Josh: Tak naprawdę to zależy od klienta. Zawsze sugeruję wykorzystanie pierwszej sesji na zapoznanie się i dowiedzenie, jakiego rodzaju wsparcia potrzebuje. Razem – i tylko jeśli tego zechcesz – możemy naszkicować obraz tego, co się w tobie dzieje, i wspólnie popracować nad wytyczeniem dalszego kierunku. Wszystko w bezpiecznej, poufnej przestrzeni.
Levi spojrzał na mnie wzrokiem, w którym zaintrygowanie mieszało się z frustracją. Nagle, zupełnie nieoczekiwanie, wybuchł.
Levi: No pewnie, że bezpiecznej. Jak mogłaby nie być bezpieczna? Przecież się na mnie nie rzucisz, do kurwy…

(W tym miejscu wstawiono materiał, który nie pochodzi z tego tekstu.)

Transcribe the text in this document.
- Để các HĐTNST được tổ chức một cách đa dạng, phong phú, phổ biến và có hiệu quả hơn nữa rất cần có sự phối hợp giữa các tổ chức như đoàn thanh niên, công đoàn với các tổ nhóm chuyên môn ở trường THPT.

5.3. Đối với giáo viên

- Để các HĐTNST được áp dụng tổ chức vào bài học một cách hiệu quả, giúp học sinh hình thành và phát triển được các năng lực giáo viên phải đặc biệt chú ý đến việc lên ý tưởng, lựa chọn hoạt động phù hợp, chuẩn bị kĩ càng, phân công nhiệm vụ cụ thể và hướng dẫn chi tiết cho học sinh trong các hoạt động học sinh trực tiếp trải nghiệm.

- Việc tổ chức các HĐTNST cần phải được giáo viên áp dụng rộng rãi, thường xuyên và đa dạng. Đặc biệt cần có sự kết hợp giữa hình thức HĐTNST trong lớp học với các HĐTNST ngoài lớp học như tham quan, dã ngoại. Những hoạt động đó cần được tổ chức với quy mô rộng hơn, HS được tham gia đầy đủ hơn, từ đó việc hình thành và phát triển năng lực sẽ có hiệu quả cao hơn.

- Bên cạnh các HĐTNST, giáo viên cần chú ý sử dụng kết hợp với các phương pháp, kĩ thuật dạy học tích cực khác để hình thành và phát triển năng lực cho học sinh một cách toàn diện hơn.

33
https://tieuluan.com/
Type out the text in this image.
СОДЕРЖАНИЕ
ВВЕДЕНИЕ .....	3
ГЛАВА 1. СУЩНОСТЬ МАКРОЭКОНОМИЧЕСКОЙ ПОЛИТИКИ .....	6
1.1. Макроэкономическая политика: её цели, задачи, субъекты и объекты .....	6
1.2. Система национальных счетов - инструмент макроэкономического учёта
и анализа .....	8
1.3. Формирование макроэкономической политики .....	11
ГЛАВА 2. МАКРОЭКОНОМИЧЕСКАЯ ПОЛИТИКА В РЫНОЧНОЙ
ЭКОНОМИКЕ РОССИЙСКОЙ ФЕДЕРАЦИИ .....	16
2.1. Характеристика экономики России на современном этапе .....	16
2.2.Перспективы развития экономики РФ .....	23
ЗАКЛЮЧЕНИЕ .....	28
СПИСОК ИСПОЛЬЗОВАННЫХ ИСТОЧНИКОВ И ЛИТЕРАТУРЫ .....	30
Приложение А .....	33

Urwał i natychmiast przekierował agresję na działanie – wstał i podszedł do okna. Westchnął i spojrzał na ulicę poniżej.
Levi: Ja… tego, nie chciałem kląć. Nie cierpię przeklinać.
EMPATIA:Pewnie słyszy to bez przerwy.
Josh: Nic się nie stało. Pewnie słyszysz to bez przerwy.
Levi: Zgadza się. To jak zaraza.
Zauważyłem, że im dłużej rozmawiam z Levim, tym staję się spokojniejszy. Ze względu na pierwiastek nieznanego niepokój w obecności każdego nowego klienta jest zupełnie naturalny. Wciąż czułem się nieswojo, lecz w miarę obserwowania go i słuchania coraz wyraźniej dostrzegałem w Levim człowieka przytłoczonego wewnętrznym konfliktem. Szanowałem go za przyjście tu i chęć zmierzenia się z nim.
INTUICJA:Zostaw trochę przestrzeni na ciszę.
Zamyślony Levi po chwili wyglądania przez okno odwrócił się ode mnie i podszedł do mojego biurka. Pozostałem na swoim miejscu, cierpliwie czekając, aż znów włączy się do rozmowy. Zdawał się spokojniejszy. Mimo to nadal budził we mnie podskórny lęk. Pochylił się nad biurkiem i zaczął poprawiać folię chroniącą świeży tatuaż.
Levi: Masz jakieś tatuaże?
Josh: Tylko jeden.
Levi: Co to takiego?
Josh: Zdanie w irlandzkim gaelickim, które oznacza „oddanie bliźniego pod ochronę bogów”.
Levi: Jesteś religijny?
Josh: Nieszczególnie.
Levi: To dlaczego wytatuowałeś sobie religijne przesłanie?
Josh: Bo miałem wtedy osiemnaście lat i wydawało mi się fajne. Poza tym podobało się babci, która była zagorzałą katoliczką.
ANALITYK:Uważaj, żeby nie mówić za dużo o sobie. Jesteś tu dla niego, a nie dla siebie.
INTUICJA:Pociągnij temat. Przecież sam zapytał.
Levi wciąż stał przed biurkiem, odwrócony do mnie tyłem.
Levi: Ta nowa dziara podoba mi się najbardziej ze wszystkich. Mój tatuażysta, Mal, odwalił kawał dobrej roboty.
Josh: Zauważyłem ją od razu, gdy się tu zjawiłeś. Co przedstawia?
Levi: To Gaunab. Uosobienie śmierci. Ucieleśnienie zła. Pochodzi z mitologii Afryki Południowo-Zachodniej.
Umilkł na chwilę i spojrzał na swoje uniesione ramię.
Levi: Cieniowanie wyszło mu perfekt.
DETEKTYW:Ciekawe, dlaczego te jego tatuaże są takie ponure.
ANALITYK:Tatuaże nie zawsze muszą mieć głębokie znaczenie.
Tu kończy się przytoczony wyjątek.